Last night’s London Python Dojo was held, for the first time, at the very spacious Canary Wharf offices of the Bank of America. They’re big users of Python and, as we were told in an brief introductory, were keen to give something back to the Community.

They certainly did it in style. Their main reception is about the same size as Ealing Common. The meet-and-greet bar area where we had Pizza on classy platters & Beer served by bar staff is not much smaller than the whole of the offices of Fry IT, our long-standing default hosts. And the area below where a few of us gathered feels like a swimming pool with a long slide-like flight of stairs leading down.
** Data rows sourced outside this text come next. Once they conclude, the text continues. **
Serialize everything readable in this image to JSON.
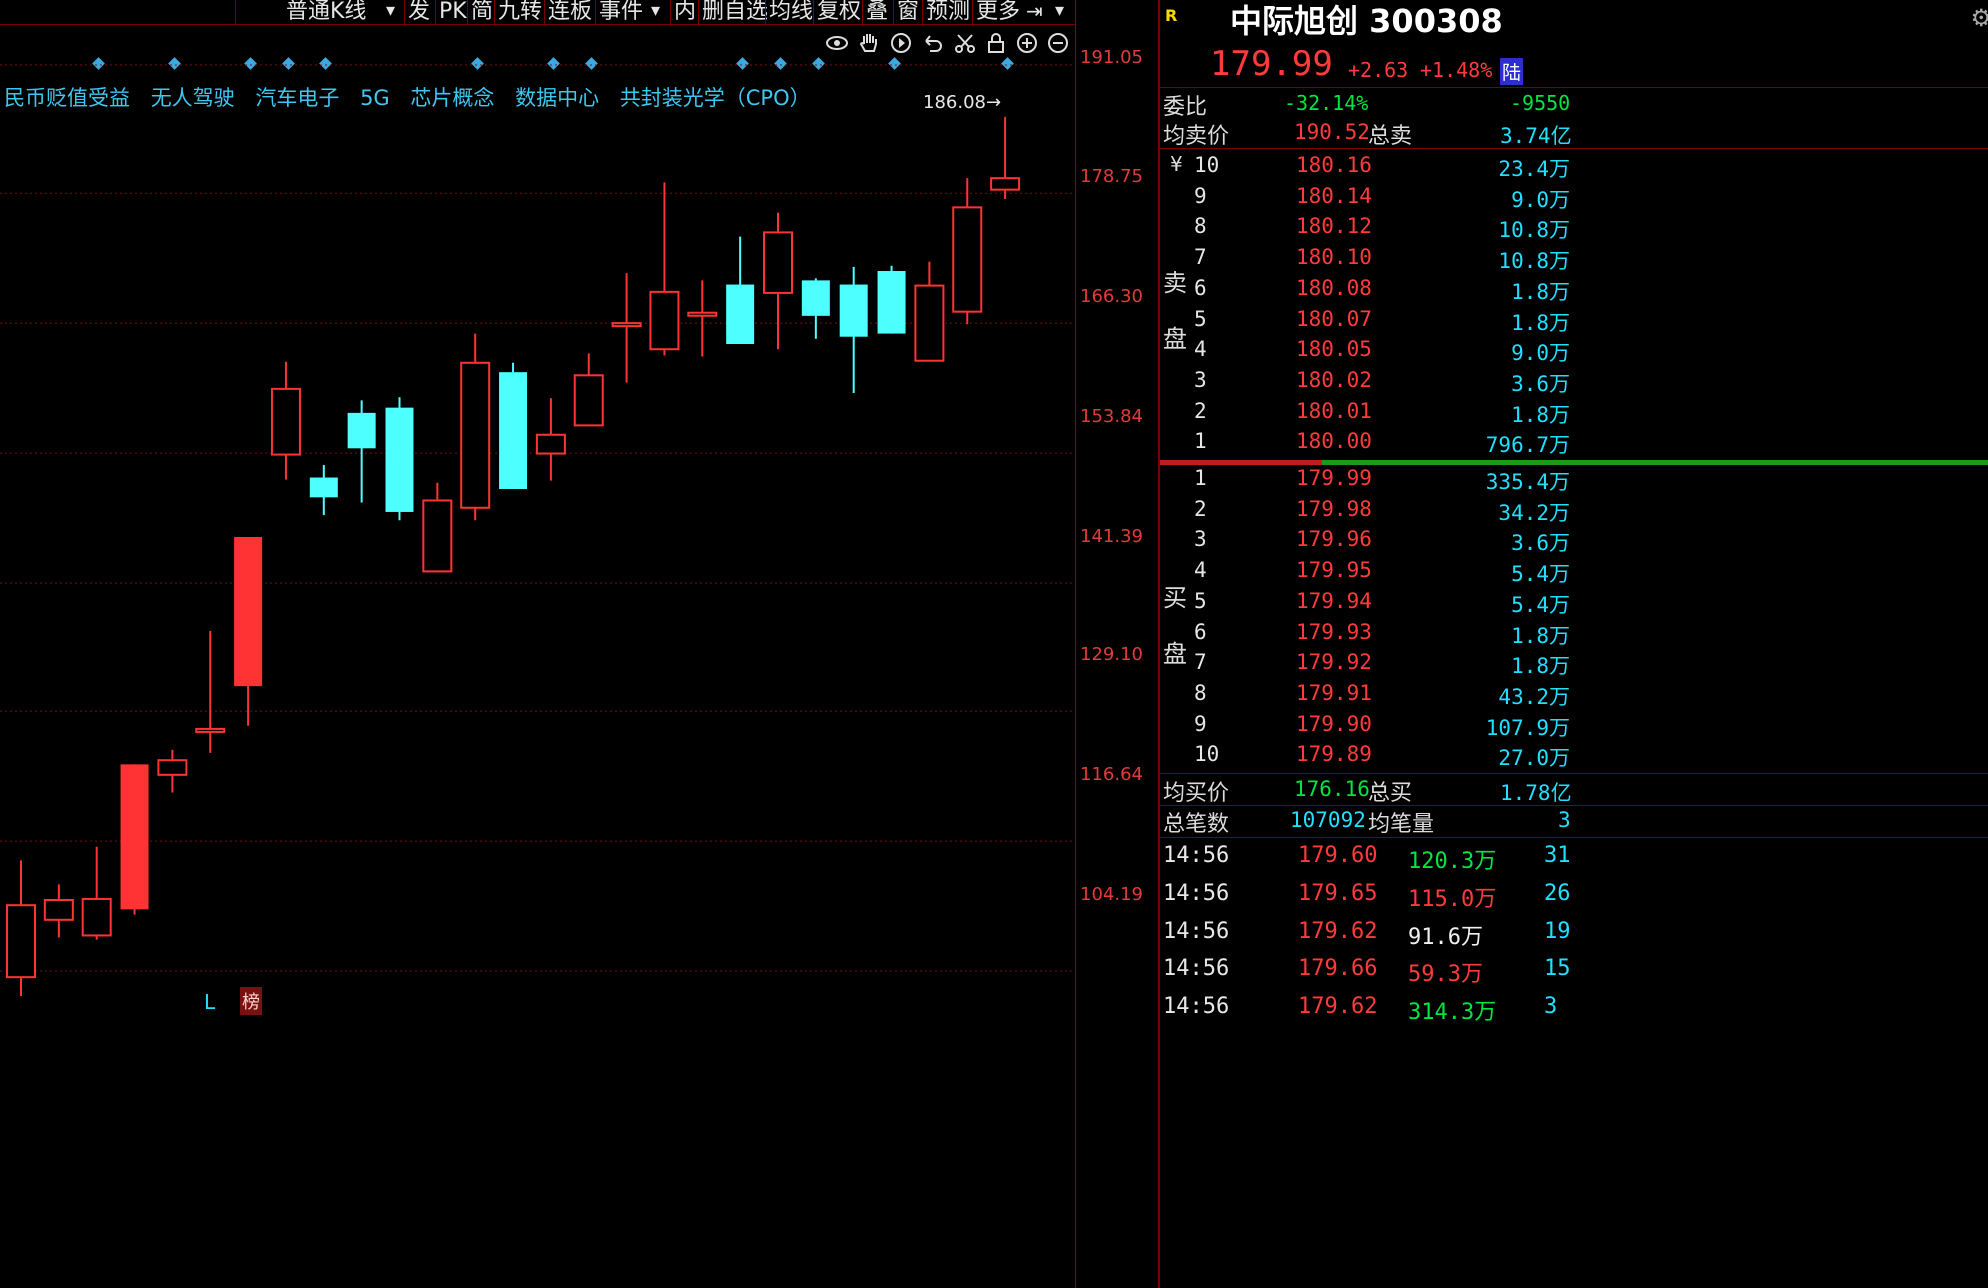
{
  "toolbar": {
    "items": [
      "普通K线",
      "发",
      "PK",
      "简",
      "九转",
      "连板",
      "事件",
      "内",
      "删自选",
      "均线",
      "复权",
      "叠",
      "窗",
      "预测",
      "更多"
    ]
  },
  "chart_icons": [
    "eye-icon",
    "hand-icon",
    "play-icon",
    "undo-icon",
    "scissors-icon",
    "lock-icon",
    "zoom-in-icon",
    "zoom-out-icon"
  ],
  "concepts": [
    "民币贬值受益",
    "无人驾驶",
    "汽车电子",
    "5G",
    "芯片概念",
    "数据中心",
    "共封装光学（CPO）"
  ],
  "chart": {
    "high_marker": "186.08",
    "bottom_left_marker": "L",
    "bottom_tag": "榜",
    "price_axis": [
      "191.05",
      "178.75",
      "166.30",
      "153.84",
      "141.39",
      "129.10",
      "116.64",
      "104.19"
    ]
  },
  "chart_data": {
    "type": "candlestick",
    "ylim": [
      97.96,
      197.28
    ],
    "candles": [
      {
        "o": 103.6,
        "c": 110.5,
        "h": 114.8,
        "l": 101.8
      },
      {
        "o": 109.1,
        "c": 111.0,
        "h": 112.5,
        "l": 107.4
      },
      {
        "o": 107.6,
        "c": 111.1,
        "h": 116.1,
        "l": 107.2
      },
      {
        "o": 110.1,
        "c": 124.0,
        "h": 124.0,
        "l": 109.6
      },
      {
        "o": 123.0,
        "c": 124.4,
        "h": 125.4,
        "l": 121.3
      },
      {
        "o": 127.4,
        "c": 127.4,
        "h": 136.8,
        "l": 125.1
      },
      {
        "o": 131.5,
        "c": 145.8,
        "h": 145.8,
        "l": 127.7
      },
      {
        "o": 153.7,
        "c": 160.0,
        "h": 162.6,
        "l": 151.3
      },
      {
        "o": 151.5,
        "c": 149.6,
        "h": 152.7,
        "l": 147.9
      },
      {
        "o": 157.7,
        "c": 154.3,
        "h": 158.9,
        "l": 149.1
      },
      {
        "o": 158.2,
        "c": 148.2,
        "h": 159.2,
        "l": 147.4
      },
      {
        "o": 142.5,
        "c": 149.3,
        "h": 151.0,
        "l": 142.5
      },
      {
        "o": 148.6,
        "c": 162.5,
        "h": 165.3,
        "l": 147.4
      },
      {
        "o": 161.6,
        "c": 150.4,
        "h": 162.5,
        "l": 150.4
      },
      {
        "o": 153.8,
        "c": 155.6,
        "h": 159.1,
        "l": 151.2
      },
      {
        "o": 156.5,
        "c": 161.3,
        "h": 163.4,
        "l": 156.5
      },
      {
        "o": 166.3,
        "c": 166.3,
        "h": 171.1,
        "l": 160.6
      },
      {
        "o": 163.8,
        "c": 169.3,
        "h": 179.8,
        "l": 163.2
      },
      {
        "o": 167.3,
        "c": 167.3,
        "h": 170.4,
        "l": 163.1
      },
      {
        "o": 170.0,
        "c": 164.3,
        "h": 174.6,
        "l": 164.3
      },
      {
        "o": 169.2,
        "c": 175.0,
        "h": 176.9,
        "l": 163.8
      },
      {
        "o": 170.4,
        "c": 167.0,
        "h": 170.6,
        "l": 164.8
      },
      {
        "o": 170.0,
        "c": 165.0,
        "h": 171.7,
        "l": 159.6
      },
      {
        "o": 171.3,
        "c": 165.3,
        "h": 171.8,
        "l": 165.3
      },
      {
        "o": 162.7,
        "c": 169.9,
        "h": 172.2,
        "l": 162.7
      },
      {
        "o": 167.4,
        "c": 177.4,
        "h": 180.2,
        "l": 166.2
      },
      {
        "o": 179.1,
        "c": 180.2,
        "h": 186.08,
        "l": 178.2
      }
    ]
  },
  "quote": {
    "badge": "R",
    "name": "中际旭创",
    "code": "300308",
    "price": "179.99",
    "change": "+2.63",
    "change_pct": "+1.48%",
    "market_badge": "陆"
  },
  "panel": {
    "weibi_label": "委比",
    "weibi_pct": "-32.14%",
    "weibi_diff": "-9550",
    "avg_sell_label": "均卖价",
    "avg_sell": "190.52",
    "total_sell_label": "总卖",
    "total_sell": "3.74亿",
    "sell_side_label": "卖盘",
    "sell_currency": "¥",
    "buy_side_label": "买盘",
    "avg_buy_label": "均买价",
    "avg_buy": "176.16",
    "total_buy_label": "总买",
    "total_buy": "1.78亿",
    "trades_label": "总笔数",
    "trades": "107092",
    "avg_vol_label": "均笔量",
    "avg_vol": "3"
  },
  "sell_orders": [
    {
      "level": "10",
      "price": "180.16",
      "vol": "23.4万"
    },
    {
      "level": "9",
      "price": "180.14",
      "vol": "9.0万"
    },
    {
      "level": "8",
      "price": "180.12",
      "vol": "10.8万"
    },
    {
      "level": "7",
      "price": "180.10",
      "vol": "10.8万"
    },
    {
      "level": "6",
      "price": "180.08",
      "vol": "1.8万"
    },
    {
      "level": "5",
      "price": "180.07",
      "vol": "1.8万"
    },
    {
      "level": "4",
      "price": "180.05",
      "vol": "9.0万"
    },
    {
      "level": "3",
      "price": "180.02",
      "vol": "3.6万"
    },
    {
      "level": "2",
      "price": "180.01",
      "vol": "1.8万"
    },
    {
      "level": "1",
      "price": "180.00",
      "vol": "796.7万"
    }
  ],
  "buy_orders": [
    {
      "level": "1",
      "price": "179.99",
      "vol": "335.4万"
    },
    {
      "level": "2",
      "price": "179.98",
      "vol": "34.2万"
    },
    {
      "level": "3",
      "price": "179.96",
      "vol": "3.6万"
    },
    {
      "level": "4",
      "price": "179.95",
      "vol": "5.4万"
    },
    {
      "level": "5",
      "price": "179.94",
      "vol": "5.4万"
    },
    {
      "level": "6",
      "price": "179.93",
      "vol": "1.8万"
    },
    {
      "level": "7",
      "price": "179.92",
      "vol": "1.8万"
    },
    {
      "level": "8",
      "price": "179.91",
      "vol": "43.2万"
    },
    {
      "level": "9",
      "price": "179.90",
      "vol": "107.9万"
    },
    {
      "level": "10",
      "price": "179.89",
      "vol": "27.0万"
    }
  ],
  "ticks": [
    {
      "time": "14:56",
      "price": "179.60",
      "amount": "120.3万",
      "count": "31",
      "dir": "green"
    },
    {
      "time": "14:56",
      "price": "179.65",
      "amount": "115.0万",
      "count": "26",
      "dir": "red"
    },
    {
      "time": "14:56",
      "price": "179.62",
      "amount": "91.6万",
      "count": "19",
      "dir": "white"
    },
    {
      "time": "14:56",
      "price": "179.66",
      "amount": "59.3万",
      "count": "15",
      "dir": "red"
    },
    {
      "time": "14:56",
      "price": "179.62",
      "amount": "314.3万",
      "count": "3",
      "dir": "green"
    }
  ],
  "colors": {
    "up": "#ff3333",
    "down": "#4dffff",
    "grid": "#7a1010",
    "axis_text": "#e23b3b",
    "concept": "#3ec7f0"
  }
}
The function room where the main business of the evening was transacted was spacious with large tables (and *lots* of pencils!).

The guys at BoA had really done their prep work: power strips were already in place and every possible laptop-to-screen adapter was available. (For those who haven’t done this kind of thing: there’s *always* some kind of mismatch between a screen which can only take DVI-I and a Mac user who doesn’t have the Mini-HDMI-to-DisplayPort adapter. Or whatever: I use Windows which never has these problems ;) ).
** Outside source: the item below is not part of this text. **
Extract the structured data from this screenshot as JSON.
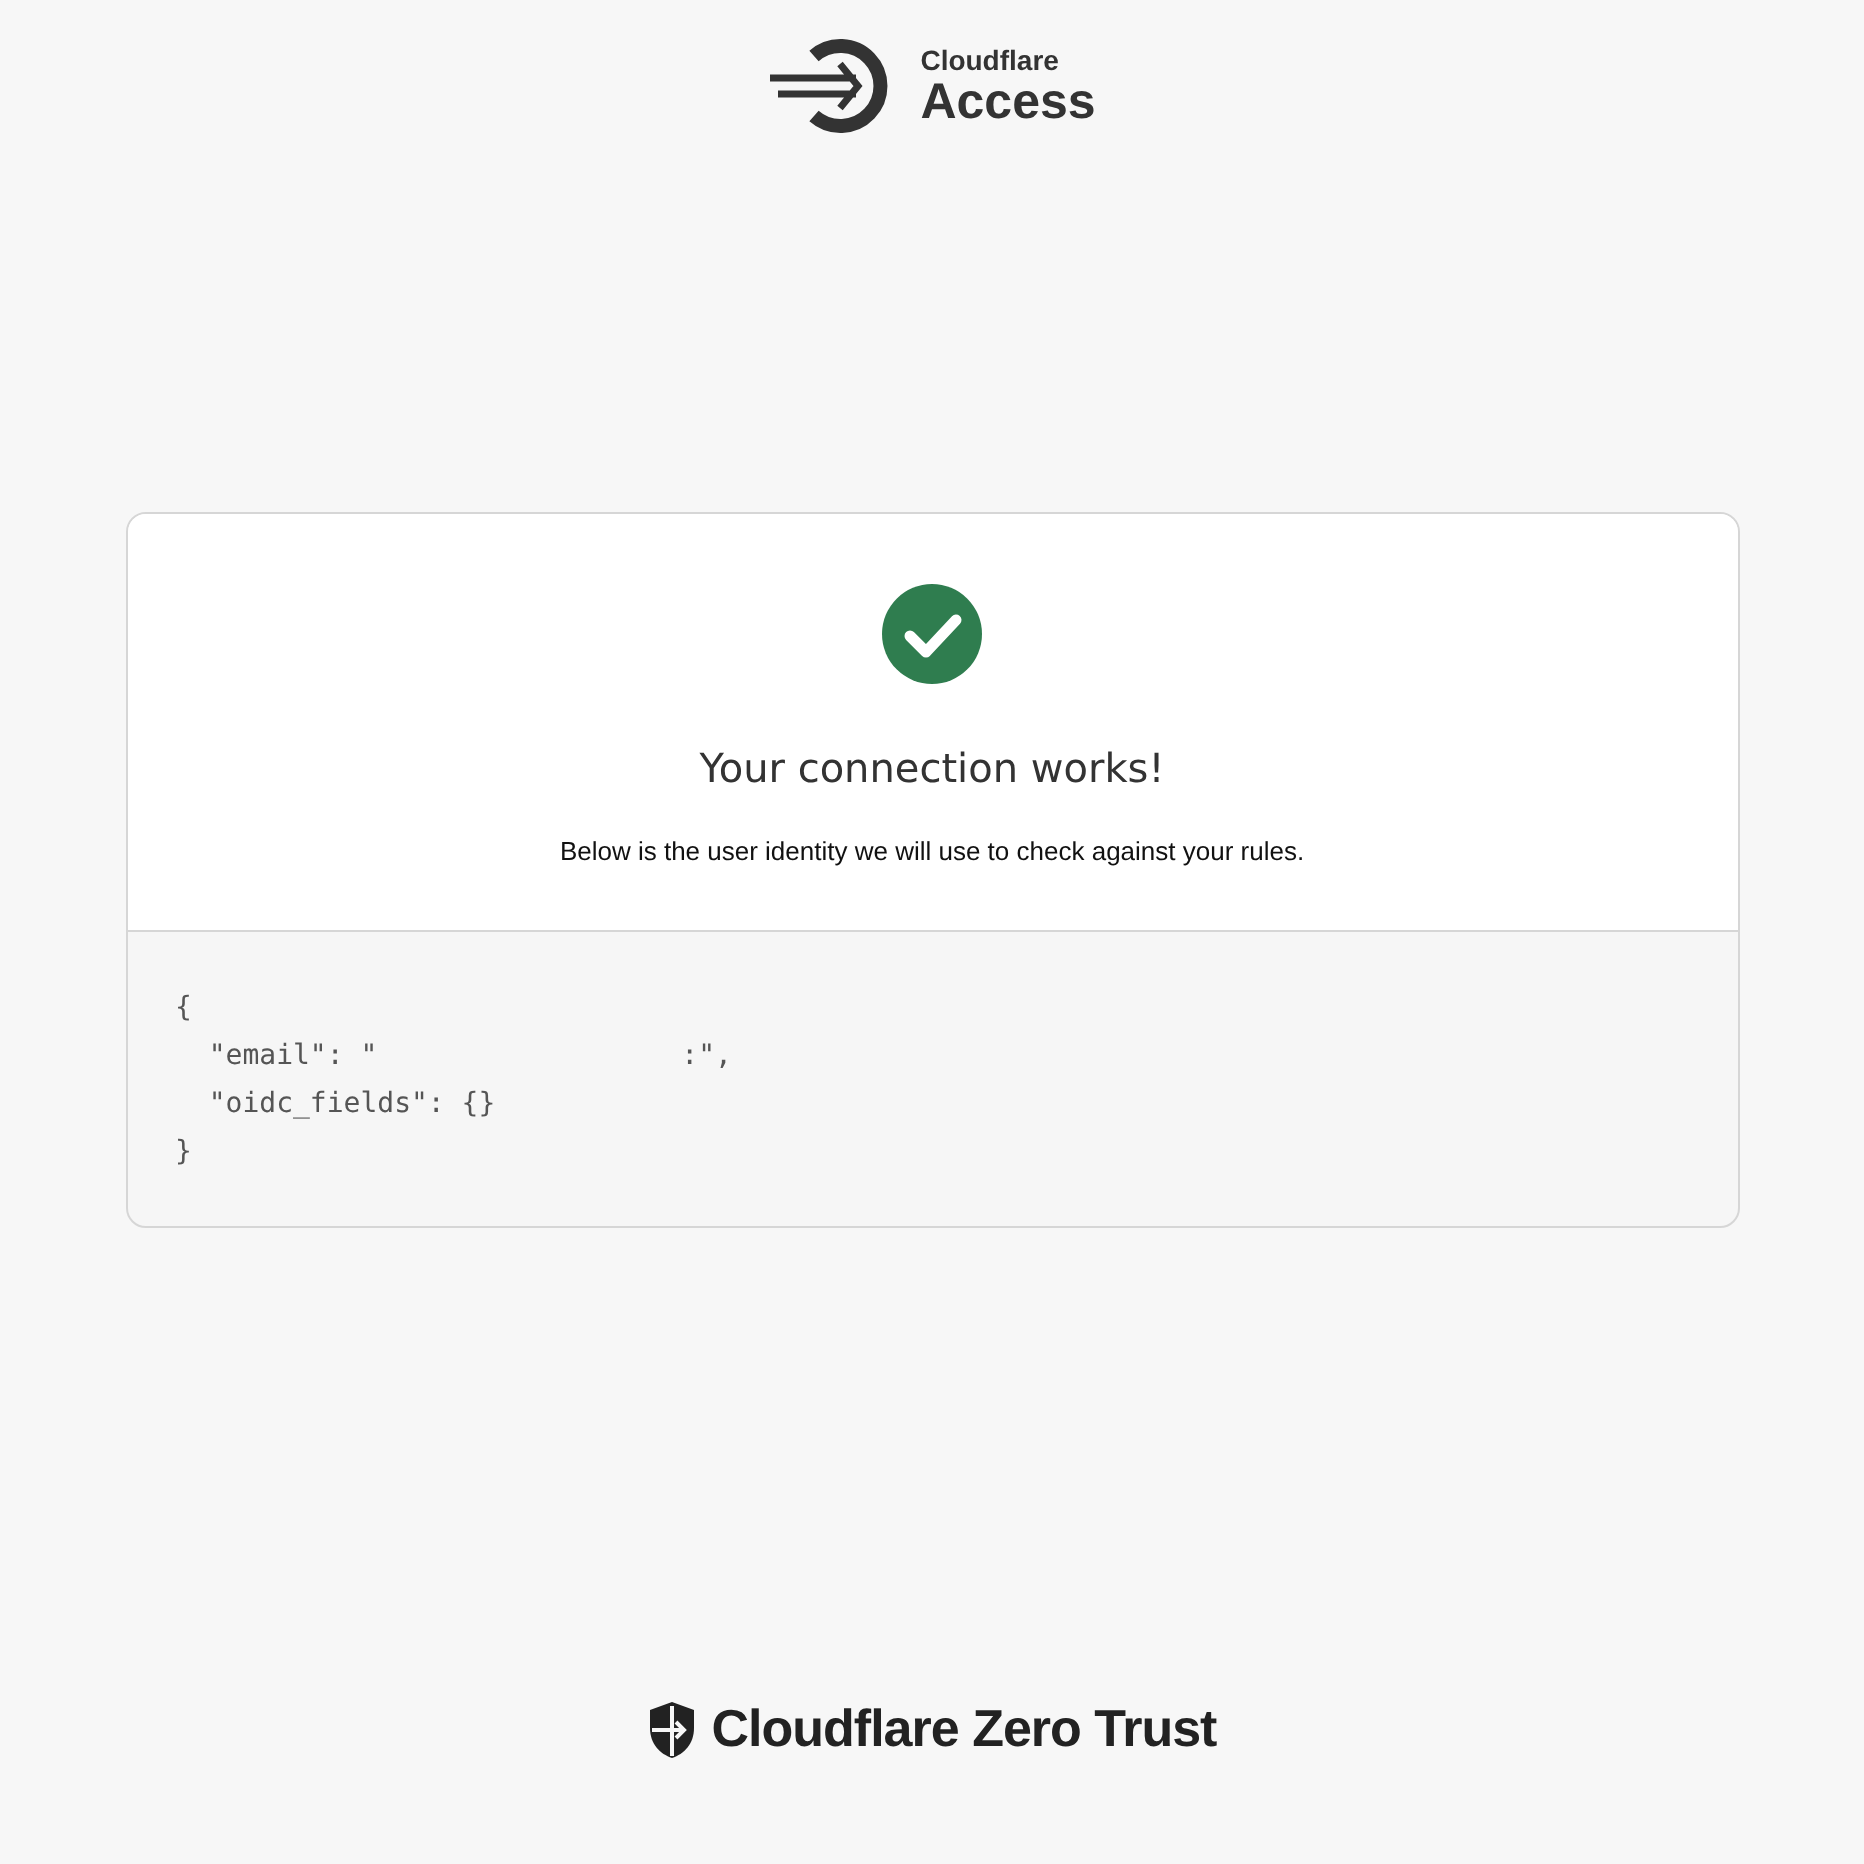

As well as the friendly intro from one of the BoA guys, we had an enthusiastic lightning talk on Bitcoin from Sam Phippen (who comes in from Winchester or Bristol for the Dojos!). With over 30 people present, we had about 15 suggestions for the evening’s challenge, including old favourites (How does 20 Questions work, Nicholas?) and new ideas, some around the theme of banking. After the usual two rounds we settled on Steganography and made use of the generous table space (and pencils) which our hosts had provided.

The results are on Github (or will be, depending on when you’re reading this) as pull requests come in and are honoured. In short, two (three?) teams went for piggybacking on image bits; two teams (including the one I was with) encoded bits in the extraneous whitespace of a text document; and the last team tried to use the Python’s indentation to carry information in some way which I couldn’t quite understand at the time. I think that every team bar the Python-indentation one had a working result[*]; ours even had unittests!
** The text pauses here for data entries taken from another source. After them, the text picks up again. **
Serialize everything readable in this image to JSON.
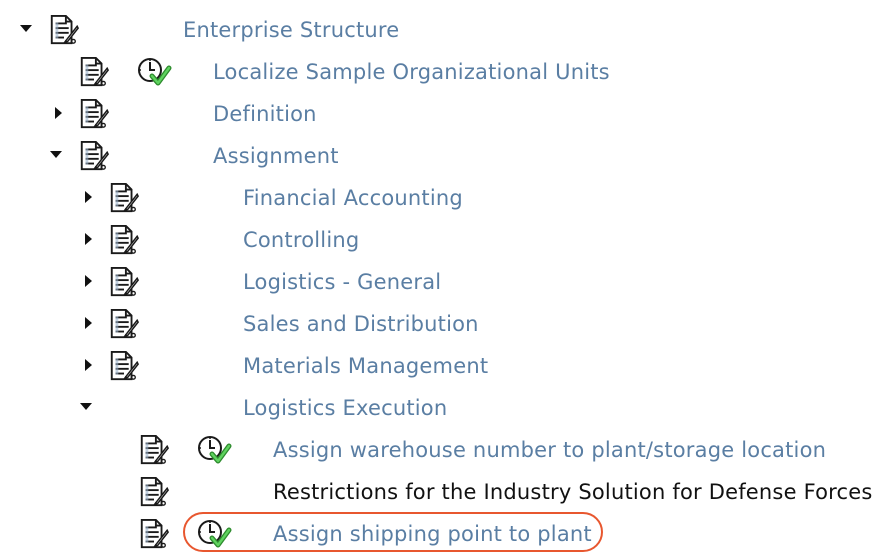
{
  "tree": {
    "root": {
      "label": "Enterprise Structure"
    },
    "localize": {
      "label": "Localize Sample Organizational Units"
    },
    "definition": {
      "label": "Definition"
    },
    "assignment": {
      "label": "Assignment"
    },
    "financial_accounting": {
      "label": "Financial Accounting"
    },
    "controlling": {
      "label": "Controlling"
    },
    "logistics_general": {
      "label": "Logistics - General"
    },
    "sales_distribution": {
      "label": "Sales and Distribution"
    },
    "materials_management": {
      "label": "Materials Management"
    },
    "logistics_execution": {
      "label": "Logistics Execution"
    },
    "assign_warehouse": {
      "label": "Assign warehouse number to plant/storage location"
    },
    "restrictions_defense": {
      "label": "Restrictions for the Industry Solution for Defense Forces"
    },
    "assign_shipping_point": {
      "label": "Assign shipping point to plant"
    }
  },
  "colors": {
    "link_text": "#5a7ea3",
    "plain_text": "#111111",
    "highlight": "#e8572f",
    "check_green": "#3aa83a"
  },
  "icons": {
    "documentation": "document-pen-icon",
    "execute": "clock-check-icon",
    "expanded": "triangle-down-icon",
    "collapsed": "triangle-right-icon"
  }
}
FWIW my first idea for our team was to encode the characters in Morse code (using spaces & tabs as dots & dashes). We finally settled on binary but I still think Morse would have been cooler — and we could have played the message out as a midi file for extra points!

Of course at the end we had a draw for O’Reilly’s usual generous contribution to proceedings along with an added bonus: an historical map of programming languages. Appropriately enough, the book was won by Sal who’d been the driving force behind Bank of America hosting the Dojo this month.

Next month we’ll probably delay by a week to come in after Europython. Not sure where we’ll be yet, but follow @ldnpydojo or look out on python-uk.

And, of course, big thanks to Bank of America for being our hosts this time round.